Le vieux Bourges mis à l’honneur
Stéphane : La vie de quartier est vraiment importante ici. Il y a quatre restaurants avec des identités complètement différentes, on s’entend tous très bien, on se dépanne les uns les autres. Même avec les commerces autour, il y a le plombier Morin juste à côté qui nous dépanne quand on a besoin, les deux coiffeurs dans la rue, c’était vraiment top. En plus, on se connaît depuis longtemps, c’est que des petits restos, c’est très agréable. Le seul défaut, c’est de nous avoir retiré les lumières bleues dans le quartier.
La petite anecdote du Rez de Chaussée
Stéphane : L’été dernier, jour de canicule, dans le restaurant, deux couverts. On reçoit un coup de téléphone à 12h30 pour une réservation à 13h30. Quand tu n’as que deux couverts un midi, tu expliques aux gens que 13h30 ça fait un peu tard, donc on refuse. Un quart d’heure après, le téléphone sonne, le type me dit ; « on passera pas à 13 h 30, mais 13h, est ce que c’est possible? », et là je lui dis que oui. Je lui demande un nom pour la réservation, et il me dit : Guillaume Canet ». Pour rire en raccrochant, je dis dans le resto, « Guillaume Canet vient manger ce midi ». À 13h, on voit une tête qui passe la porte qui nous dit : « Ça vous dérange si on mange en terrasse ? » , c’était Marion Cotillard, avec Guillaume Canet et leurs enfants.
Le plat encore jamais mis à la carte ?
Stéphane : un poisson et une viande fumés
Guillaume : le filet de bœuf Wellington
Grég : les ris de veau
Votre resto « péché-mignon » ?
Guillaume : les Trois Cépages à Reuilly
Grég : la Pasta à Bourges
Stéphane : C’est un établissement qui je crois n’existe plus, c’était à Sidiailles, un restaurant sur pilotis dont j’ai oublié le nom depuis. C’était une petite carte avec les escargots en entrée, un steak frites en plat et une crème renversée en dessert.
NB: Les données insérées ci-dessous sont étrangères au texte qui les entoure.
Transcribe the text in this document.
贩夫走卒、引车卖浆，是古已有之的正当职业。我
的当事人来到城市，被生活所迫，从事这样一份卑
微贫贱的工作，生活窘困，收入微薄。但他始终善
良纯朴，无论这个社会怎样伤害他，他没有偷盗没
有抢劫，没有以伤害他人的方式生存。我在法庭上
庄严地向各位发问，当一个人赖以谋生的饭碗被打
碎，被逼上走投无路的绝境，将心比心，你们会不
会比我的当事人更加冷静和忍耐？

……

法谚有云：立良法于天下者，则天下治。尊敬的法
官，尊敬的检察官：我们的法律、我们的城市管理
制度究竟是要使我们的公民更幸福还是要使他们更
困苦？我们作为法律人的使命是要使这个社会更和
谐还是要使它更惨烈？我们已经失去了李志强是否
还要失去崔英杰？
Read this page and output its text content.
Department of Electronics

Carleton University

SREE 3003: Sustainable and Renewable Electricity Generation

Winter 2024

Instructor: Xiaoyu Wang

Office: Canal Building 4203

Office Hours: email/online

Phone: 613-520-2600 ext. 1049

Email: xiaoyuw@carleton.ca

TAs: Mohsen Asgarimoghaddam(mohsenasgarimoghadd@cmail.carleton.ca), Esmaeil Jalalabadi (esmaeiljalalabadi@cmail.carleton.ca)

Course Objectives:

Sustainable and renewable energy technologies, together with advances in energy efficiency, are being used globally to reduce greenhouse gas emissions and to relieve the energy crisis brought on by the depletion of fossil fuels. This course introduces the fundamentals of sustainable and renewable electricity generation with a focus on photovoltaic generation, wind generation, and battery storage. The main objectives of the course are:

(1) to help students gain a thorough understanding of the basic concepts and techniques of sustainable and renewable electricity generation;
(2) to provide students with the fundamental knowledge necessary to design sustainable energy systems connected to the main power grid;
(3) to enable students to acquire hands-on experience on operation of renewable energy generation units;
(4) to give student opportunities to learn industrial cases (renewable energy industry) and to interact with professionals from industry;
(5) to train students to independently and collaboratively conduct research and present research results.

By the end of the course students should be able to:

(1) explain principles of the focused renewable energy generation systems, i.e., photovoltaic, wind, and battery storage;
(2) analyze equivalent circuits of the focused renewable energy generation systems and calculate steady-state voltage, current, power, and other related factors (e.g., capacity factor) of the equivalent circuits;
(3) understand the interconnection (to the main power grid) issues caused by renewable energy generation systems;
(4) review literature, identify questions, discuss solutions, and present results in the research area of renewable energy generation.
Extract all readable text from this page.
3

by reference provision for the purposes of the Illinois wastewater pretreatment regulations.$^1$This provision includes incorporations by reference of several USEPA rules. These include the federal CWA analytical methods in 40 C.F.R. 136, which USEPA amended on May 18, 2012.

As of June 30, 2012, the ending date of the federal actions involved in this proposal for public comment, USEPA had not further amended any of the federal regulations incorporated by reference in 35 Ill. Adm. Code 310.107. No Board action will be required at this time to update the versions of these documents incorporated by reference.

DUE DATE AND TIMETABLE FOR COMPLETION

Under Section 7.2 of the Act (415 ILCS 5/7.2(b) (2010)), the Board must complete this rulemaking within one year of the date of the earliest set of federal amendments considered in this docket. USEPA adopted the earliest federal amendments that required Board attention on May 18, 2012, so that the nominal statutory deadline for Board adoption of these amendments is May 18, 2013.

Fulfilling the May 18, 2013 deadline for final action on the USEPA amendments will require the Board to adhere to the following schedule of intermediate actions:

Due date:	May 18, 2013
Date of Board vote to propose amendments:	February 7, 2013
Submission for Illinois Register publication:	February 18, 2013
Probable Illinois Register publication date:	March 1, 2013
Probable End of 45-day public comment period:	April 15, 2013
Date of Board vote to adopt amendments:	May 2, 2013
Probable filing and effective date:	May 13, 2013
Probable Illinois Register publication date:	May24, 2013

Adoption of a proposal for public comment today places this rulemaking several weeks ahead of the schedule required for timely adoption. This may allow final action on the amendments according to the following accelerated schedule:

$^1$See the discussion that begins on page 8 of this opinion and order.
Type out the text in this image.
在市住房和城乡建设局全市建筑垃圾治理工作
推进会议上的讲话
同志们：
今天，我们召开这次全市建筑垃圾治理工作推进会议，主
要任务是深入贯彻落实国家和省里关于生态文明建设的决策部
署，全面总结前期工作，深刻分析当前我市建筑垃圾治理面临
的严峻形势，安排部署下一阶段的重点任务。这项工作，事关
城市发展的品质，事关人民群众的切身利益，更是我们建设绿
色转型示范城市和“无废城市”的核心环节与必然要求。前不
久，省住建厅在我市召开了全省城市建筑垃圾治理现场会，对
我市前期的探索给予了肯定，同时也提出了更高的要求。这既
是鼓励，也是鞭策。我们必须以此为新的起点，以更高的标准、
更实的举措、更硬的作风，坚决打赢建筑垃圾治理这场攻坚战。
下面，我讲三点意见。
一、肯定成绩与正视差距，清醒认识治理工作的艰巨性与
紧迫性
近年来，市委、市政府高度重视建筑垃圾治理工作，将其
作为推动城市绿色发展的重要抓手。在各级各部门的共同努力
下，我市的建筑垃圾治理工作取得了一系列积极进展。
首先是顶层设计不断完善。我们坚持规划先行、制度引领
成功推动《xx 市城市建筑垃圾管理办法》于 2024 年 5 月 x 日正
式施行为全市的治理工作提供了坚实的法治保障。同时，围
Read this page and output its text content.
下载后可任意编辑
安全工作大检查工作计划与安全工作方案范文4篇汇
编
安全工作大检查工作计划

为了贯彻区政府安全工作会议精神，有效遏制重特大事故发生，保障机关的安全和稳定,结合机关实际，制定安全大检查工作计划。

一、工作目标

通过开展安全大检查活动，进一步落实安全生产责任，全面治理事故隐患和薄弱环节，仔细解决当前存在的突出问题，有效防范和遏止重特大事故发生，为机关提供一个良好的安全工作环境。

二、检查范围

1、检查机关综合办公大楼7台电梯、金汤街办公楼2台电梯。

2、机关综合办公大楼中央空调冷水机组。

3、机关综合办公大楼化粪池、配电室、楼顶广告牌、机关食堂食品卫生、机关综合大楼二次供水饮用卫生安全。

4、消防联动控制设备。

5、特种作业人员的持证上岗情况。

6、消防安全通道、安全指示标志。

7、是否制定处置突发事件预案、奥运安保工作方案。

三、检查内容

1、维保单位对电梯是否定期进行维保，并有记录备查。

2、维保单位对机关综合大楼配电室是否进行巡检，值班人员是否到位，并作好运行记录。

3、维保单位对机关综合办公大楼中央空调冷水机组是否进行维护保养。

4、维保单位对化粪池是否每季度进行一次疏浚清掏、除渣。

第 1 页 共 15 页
Ce qui m’ a marqué, c’est la mamie assise dans le fond de sa cuisine qui épluchait les patates pour faire des frites maison, avec un chat qui lui passait entre les jambes, et au final, c’était le meilleur steak frites de ma vie.
Si tu devais changer le nom du Rez de Chaussée ?
Stéphane : « je crois entendre encore », une référence à l’opéra de Bizet, ou du moins une référence à la musique.
L’ingrédient qui ne sera jamais sur la carte du resto ?
Stéphane et Grég : LA CANNELLE !
T'as ti vu ce qu'en pense l'équipe ?
Il y d’abord les murs peints en noir jusqu’au plafond, puis du rock sur tous les murs, en cassettes, en CD, en Vinyles, qui résonne dans toute la salle. Ensuite, il y a la carte, qui vous fait douter de votre choix jusqu’au dernier moment, passant d’un plat à l’autre. Pour finir, les plats arrivent, et c’est toujours une agréable surprise, du dressage original et créatif, aux saveurs puissantes et raffinées. Ajoutez à ça un verre de vin sélectionné, un digestif arômatique et le moelleux du canapé au fond à droite. Aucun doute, vous êtes bien au Rez de Chaussée, là où la magie de Stéphane et de son équipe opèrent, le temps d’un moment suspendu entre Pink Floyd et un suprême de poulet jaune Orloff aux blettes et laitues crémeuses.